Friday before the 3 day weekend. Kickass.
I tried to watch Ju-on: The Grudge last night, but it really freaked me out. It's Japanese (I think they tried to do an American remake with Sarah Michelle Gellar), and it doesn't have a lot of blood and guts. It does, however, do a good job of conveying the horror that you feel when you see something which has no place in an ordered, rational universe. It's the kind of horror that you feel when you're not sure whether you're really seeing the impossible occurring or whether you're going mad and hallucinating (either option isn't especially good). The movie had me totally disoriented, not only because of the freaky things which happen in it, but also because of its disjointed narrative style.
As I said, I didn't make it all the way through, but I hope to finish it tonight. I just couldn't watch it right up until the time I went to bed or I knew I would have little Japanese ghost kids and living shadows plaguing my dreams all night.
And I would like to take a second to shout out mad props to the Reverend Martin Luther King. God bless that man not only for his dreams of equality, but for the way in which he went about seeing them fulfilled. Political revolution for civil rights through nonviolent means. That man was the closest thing to a saint that this country has probably ever produced, and in the end they killed him for it. Still, he accomplished a lot with the time that he had, and if I could go out fighting for a cause half as worthwhile, I would consider my life a success. America needs more people like him.
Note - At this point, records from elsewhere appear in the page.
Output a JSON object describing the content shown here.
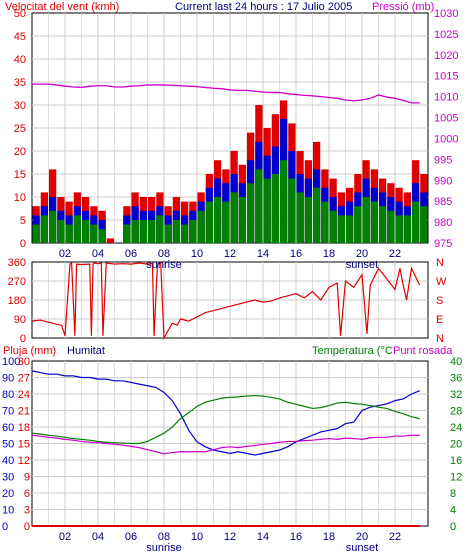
{
  "header": {
    "wind_title": "Velocitat del vent (kmh)",
    "center_title": "Current last 24 hours : 17 Julio 2005",
    "pressure_title": "Pressió (mb)"
  },
  "footer": {
    "rain_title": "Pluja (mm)",
    "humidity_title": "Humitat",
    "temp_title": "Temperatura (°C",
    "dew_title": "Punt rosada"
  },
  "colors": {
    "red": "#e00000",
    "green": "#008000",
    "blue": "#0000cc",
    "magenta": "#cc00cc",
    "grid": "#cccccc",
    "frame": "#000000"
  },
  "chart_data": [
    {
      "id": "wind_pressure",
      "type": "bar",
      "title": "Current last 24 hours : 17 Julio 2005",
      "x_ticks": [
        "02",
        "04",
        "06",
        "08",
        "10",
        "12",
        "14",
        "16",
        "18",
        "20",
        "22"
      ],
      "x_annotations": [
        {
          "hour": 8,
          "label": "sunrise"
        },
        {
          "hour": 20,
          "label": "sunset"
        }
      ],
      "xlim": [
        0,
        24
      ],
      "y_left": {
        "label": "Velocitat del vent (kmh)",
        "ylim": [
          0,
          50
        ],
        "ticks": [
          0,
          5,
          10,
          15,
          20,
          25,
          30,
          35,
          40,
          45,
          50
        ]
      },
      "y_right": {
        "label": "Pressió (mb)",
        "ylim": [
          975,
          1030
        ],
        "ticks": [
          975,
          980,
          985,
          990,
          995,
          1000,
          1005,
          1010,
          1015,
          1020,
          1025,
          1030
        ]
      },
      "x": [
        0,
        0.5,
        1,
        1.5,
        2,
        2.5,
        3,
        3.5,
        4,
        4.5,
        5,
        5.5,
        6,
        6.5,
        7,
        7.5,
        8,
        8.5,
        9,
        9.5,
        10,
        10.5,
        11,
        11.5,
        12,
        12.5,
        13,
        13.5,
        14,
        14.5,
        15,
        15.5,
        16,
        16.5,
        17,
        17.5,
        18,
        18.5,
        19,
        19.5,
        20,
        20.5,
        21,
        21.5,
        22,
        22.5,
        23,
        23.5
      ],
      "series": [
        {
          "name": "gust",
          "axis": "left",
          "color": "#e00000",
          "values": [
            8,
            11,
            16,
            10,
            9,
            11,
            10,
            8,
            7,
            1,
            0,
            8,
            11,
            10,
            10,
            11,
            8,
            10,
            9,
            9,
            11,
            15,
            18,
            16,
            20,
            17,
            24,
            30,
            25,
            28,
            31,
            26,
            20,
            18,
            22,
            16,
            14,
            11,
            12,
            15,
            18,
            16,
            14,
            13,
            12,
            11,
            18,
            15
          ]
        },
        {
          "name": "average",
          "axis": "left",
          "color": "#0000cc",
          "values": [
            6,
            8,
            10,
            7,
            6,
            8,
            7,
            6,
            5,
            0,
            0,
            6,
            8,
            7,
            7,
            8,
            6,
            7,
            6,
            7,
            9,
            12,
            14,
            13,
            15,
            13,
            18,
            22,
            19,
            21,
            27,
            20,
            15,
            14,
            16,
            12,
            10,
            8,
            9,
            11,
            14,
            12,
            11,
            10,
            9,
            8,
            13,
            11
          ]
        },
        {
          "name": "low",
          "axis": "left",
          "color": "#008000",
          "values": [
            4,
            6,
            7,
            5,
            4,
            6,
            5,
            4,
            3,
            0,
            0,
            4,
            5,
            5,
            5,
            6,
            4,
            5,
            4,
            5,
            7,
            9,
            10,
            9,
            11,
            10,
            13,
            16,
            14,
            15,
            18,
            14,
            11,
            10,
            12,
            9,
            7,
            6,
            6,
            8,
            10,
            9,
            8,
            7,
            6,
            6,
            9,
            8
          ]
        },
        {
          "name": "pressure",
          "axis": "right",
          "color": "#cc00cc",
          "type": "line",
          "values": [
            1013,
            1013,
            1013,
            1012.8,
            1012.5,
            1012.3,
            1012.2,
            1012.5,
            1012.6,
            1012.6,
            1012.3,
            1012.3,
            1012.5,
            1012.6,
            1012.8,
            1012.8,
            1012.8,
            1012.7,
            1012.6,
            1012.5,
            1012.4,
            1012.2,
            1012.0,
            1011.9,
            1011.6,
            1011.5,
            1011.5,
            1011.3,
            1011.1,
            1011.0,
            1011.0,
            1010.7,
            1010.5,
            1010.3,
            1010.2,
            1010.0,
            1009.8,
            1009.6,
            1009.2,
            1009.0,
            1009.2,
            1009.6,
            1010.4,
            1009.9,
            1009.6,
            1009.1,
            1008.5,
            1008.5
          ]
        }
      ]
    },
    {
      "id": "wind_direction",
      "type": "line",
      "xlim": [
        0,
        24
      ],
      "y_left": {
        "ylim": [
          0,
          360
        ],
        "ticks": [
          0,
          90,
          180,
          270,
          360
        ]
      },
      "y_right_labels": [
        "N",
        "W",
        "S",
        "E",
        "N"
      ],
      "series": [
        {
          "name": "direction",
          "color": "#e00000",
          "x": [
            0,
            0.5,
            1,
            1.5,
            1.8,
            2,
            2.3,
            2.4,
            2.6,
            2.7,
            3,
            3.5,
            3.6,
            3.7,
            3.8,
            4,
            4.2,
            4.3,
            4.5,
            5,
            5.5,
            6,
            6.5,
            7,
            7.3,
            7.4,
            7.6,
            7.8,
            8,
            8.5,
            8.8,
            9,
            9.5,
            10,
            10.5,
            11,
            11.5,
            12,
            12.5,
            13,
            13.5,
            14,
            14.5,
            15,
            15.5,
            16,
            16.5,
            17,
            17.5,
            18,
            18.5,
            18.7,
            19,
            19.5,
            20,
            20.3,
            20.5,
            21,
            21.5,
            22,
            22.3,
            22.5,
            22.7,
            23,
            23.5
          ],
          "values": [
            80,
            85,
            75,
            65,
            60,
            10,
            350,
            355,
            10,
            350,
            348,
            350,
            10,
            350,
            355,
            352,
            355,
            10,
            355,
            350,
            352,
            350,
            355,
            350,
            352,
            10,
            350,
            355,
            0,
            70,
            60,
            90,
            80,
            100,
            120,
            130,
            140,
            150,
            160,
            170,
            180,
            170,
            175,
            190,
            200,
            210,
            190,
            220,
            180,
            240,
            260,
            10,
            270,
            240,
            300,
            20,
            250,
            330,
            280,
            230,
            330,
            250,
            180,
            330,
            250
          ]
        }
      ]
    },
    {
      "id": "temp_humidity_rain",
      "type": "line",
      "x_ticks": [
        "02",
        "04",
        "06",
        "08",
        "10",
        "12",
        "14",
        "16",
        "18",
        "20",
        "22"
      ],
      "x_annotations": [
        {
          "hour": 8,
          "label": "sunrise"
        },
        {
          "hour": 20,
          "label": "sunset"
        }
      ],
      "xlim": [
        0,
        24
      ],
      "y_left_rain": {
        "label": "Pluja (mm)",
        "ylim": [
          0,
          30
        ],
        "ticks": [
          0,
          3,
          6,
          9,
          12,
          15,
          18,
          21,
          24,
          27,
          30
        ]
      },
      "y_left_humidity": {
        "label": "Humitat",
        "ylim": [
          0,
          100
        ],
        "ticks": [
          0,
          10,
          20,
          30,
          40,
          50,
          60,
          70,
          80,
          90,
          100
        ]
      },
      "y_right": {
        "label": "Temperatura (°C",
        "ylim": [
          0,
          40
        ],
        "ticks": [
          0,
          4,
          8,
          12,
          16,
          20,
          24,
          28,
          32,
          36,
          40
        ]
      },
      "x": [
        0,
        0.5,
        1,
        1.5,
        2,
        2.5,
        3,
        3.5,
        4,
        4.5,
        5,
        5.5,
        6,
        6.5,
        7,
        7.5,
        8,
        8.5,
        9,
        9.5,
        10,
        10.5,
        11,
        11.5,
        12,
        12.5,
        13,
        13.5,
        14,
        14.5,
        15,
        15.5,
        16,
        16.5,
        17,
        17.5,
        18,
        18.5,
        19,
        19.5,
        20,
        20.5,
        21,
        21.5,
        22,
        22.5,
        23,
        23.5
      ],
      "series": [
        {
          "name": "Humitat",
          "axis": "humidity",
          "color": "#0000cc",
          "values": [
            94,
            93,
            92,
            92,
            91,
            91,
            90,
            90,
            89,
            89,
            88,
            88,
            87,
            86,
            85,
            84,
            81,
            76,
            68,
            58,
            51,
            48,
            46,
            45,
            44,
            45,
            44,
            43,
            44,
            45,
            46,
            48,
            51,
            53,
            55,
            57,
            58,
            59,
            62,
            63,
            70,
            72,
            73,
            74,
            76,
            77,
            80,
            82
          ]
        },
        {
          "name": "Temperatura (°C",
          "axis": "right",
          "color": "#008000",
          "values": [
            22.5,
            22.3,
            22,
            21.8,
            21.5,
            21.2,
            21,
            20.8,
            20.5,
            20.3,
            20.2,
            20.1,
            20,
            20,
            20.5,
            21.5,
            22.5,
            24,
            26,
            27.5,
            29,
            30,
            30.5,
            31,
            31.2,
            31.3,
            31.5,
            31.6,
            31.5,
            31.2,
            30.8,
            30,
            29.5,
            29,
            28.5,
            28.7,
            29.2,
            29.8,
            30,
            29.7,
            29.5,
            29.2,
            28.8,
            28.5,
            27.8,
            27.2,
            26.5,
            26
          ]
        },
        {
          "name": "Punt rosada",
          "axis": "right",
          "color": "#cc00cc",
          "values": [
            22,
            21.8,
            21.5,
            21.3,
            21,
            20.8,
            20.5,
            20.3,
            20.2,
            20,
            19.8,
            19.6,
            19.3,
            19,
            18.5,
            18,
            17.5,
            17.8,
            18,
            18,
            18,
            18,
            18.5,
            19,
            19.2,
            19,
            19.3,
            19.5,
            19.8,
            20,
            20.3,
            20.5,
            20.5,
            20.7,
            20.8,
            21,
            21.2,
            21,
            21.3,
            21.2,
            21,
            21.4,
            21.5,
            21.5,
            21.8,
            21.8,
            22,
            22
          ]
        },
        {
          "name": "Pluja (mm)",
          "axis": "rain",
          "color": "#e00000",
          "values": [
            0,
            0,
            0,
            0,
            0,
            0,
            0,
            0,
            0,
            0,
            0,
            0,
            0,
            0,
            0,
            0,
            0,
            0,
            0,
            0,
            0,
            0,
            0,
            0,
            0,
            0,
            0,
            0,
            0,
            0,
            0,
            0,
            0,
            0,
            0,
            0,
            0,
            0,
            0,
            0,
            0,
            0,
            0,
            0,
            0,
            0,
            0,
            0
          ]
        }
      ]
    }
  ]
}
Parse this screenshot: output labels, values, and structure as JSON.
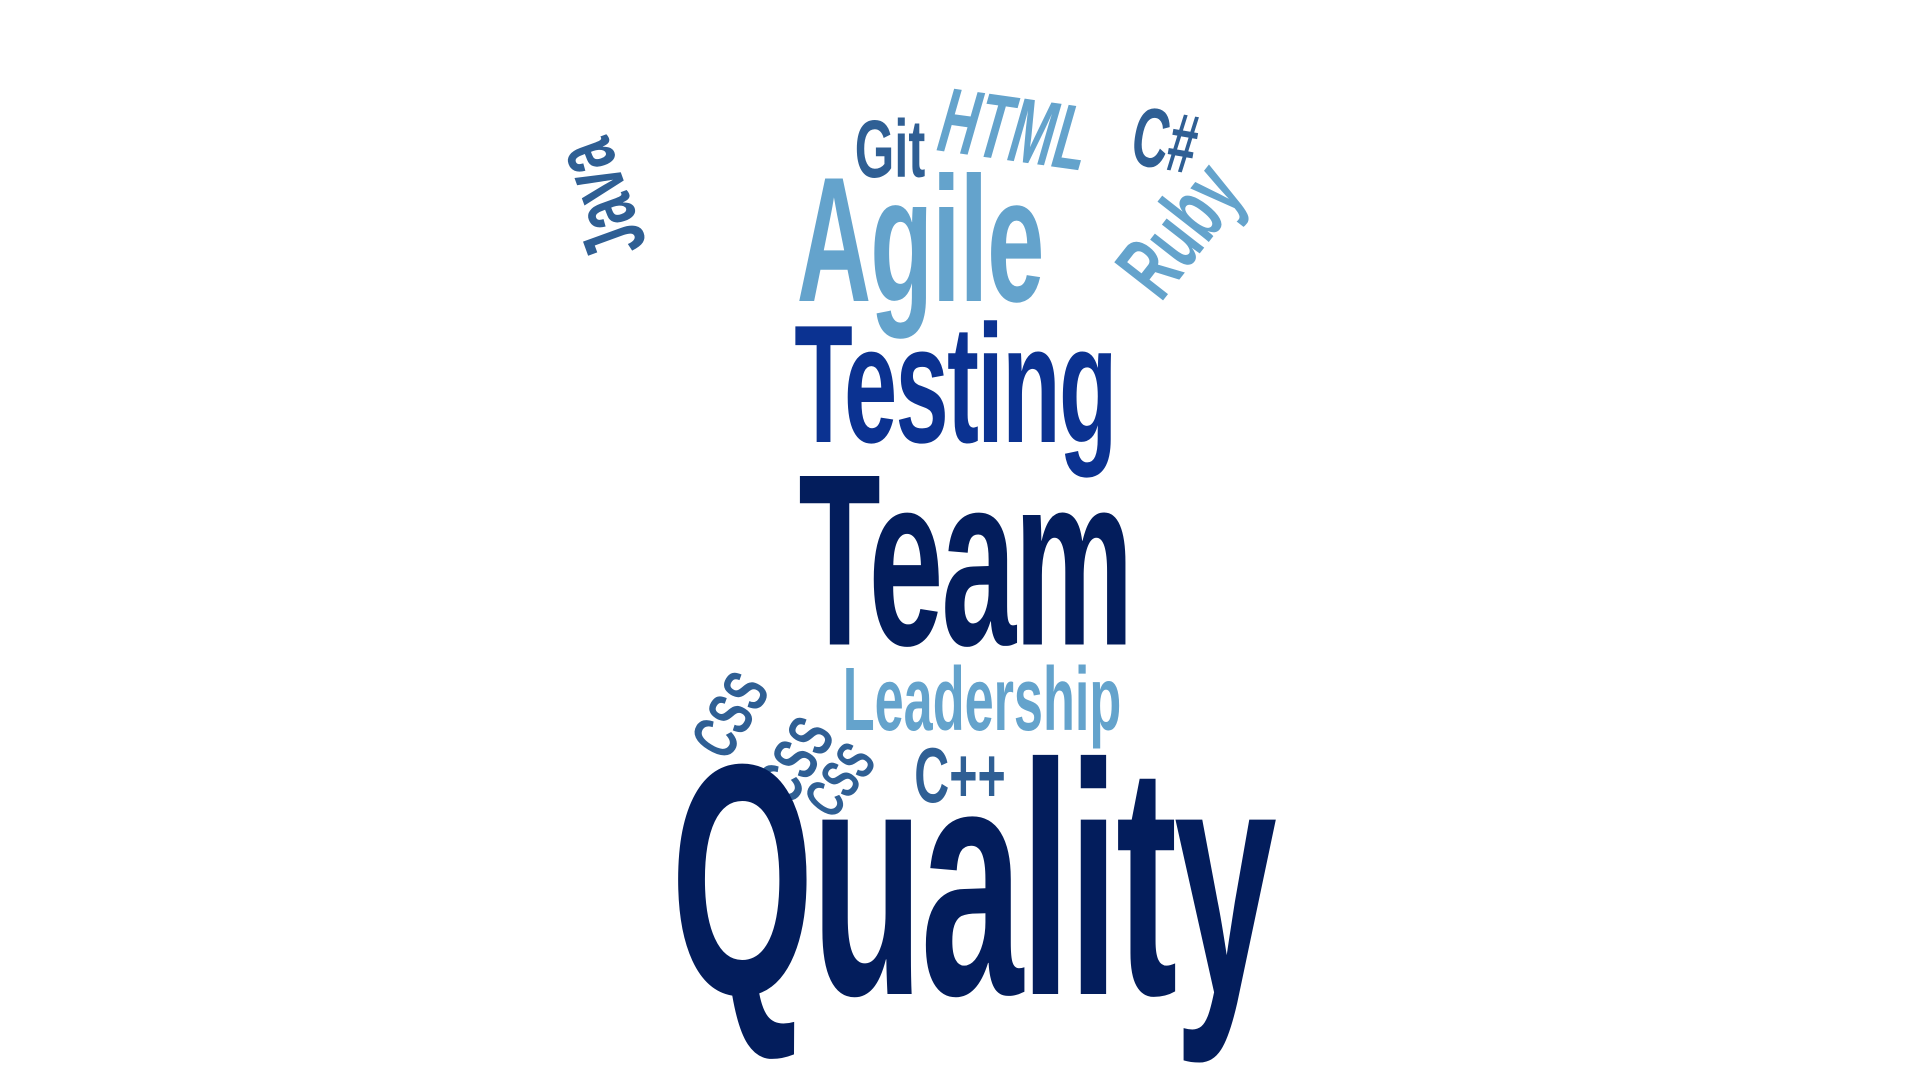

In the interest of trying to keep things interesting, I will disseminate one of my actual opinions which may or may not be controversial. People who insist upon living in areas which have been proven to be prone to natural disasters should not receive monetary assistance or relief from federal tax dollars. This means, if you keep rebuilding your house under a hill where there are mudslides, you do it at your own risk. This may not sound too controversial, but I also believe that my federal tax dollars shouldn't pay to rebuild California the next time there's an earthquake. There have been earthquakes there before, and experts say there will be more in the geologically near future, and next time they will be worse. I'm out, California. I don't want to rebuild your earthquake traps. I'm not saying you can't live out there, but I'm just saying I don't want to foot the bill for it. Same thing to you, Florida. You wanna live in a state that is bound to be devastated by hurricanes several times every decade- you're on your own.
Anyway, I know that some disasters will be unforseeable, and I'm ok with helping out when one of them is a surprise, but for the people who keep building where there are recurring, catastrophic problems- I wish you good luck and godspeed on your own.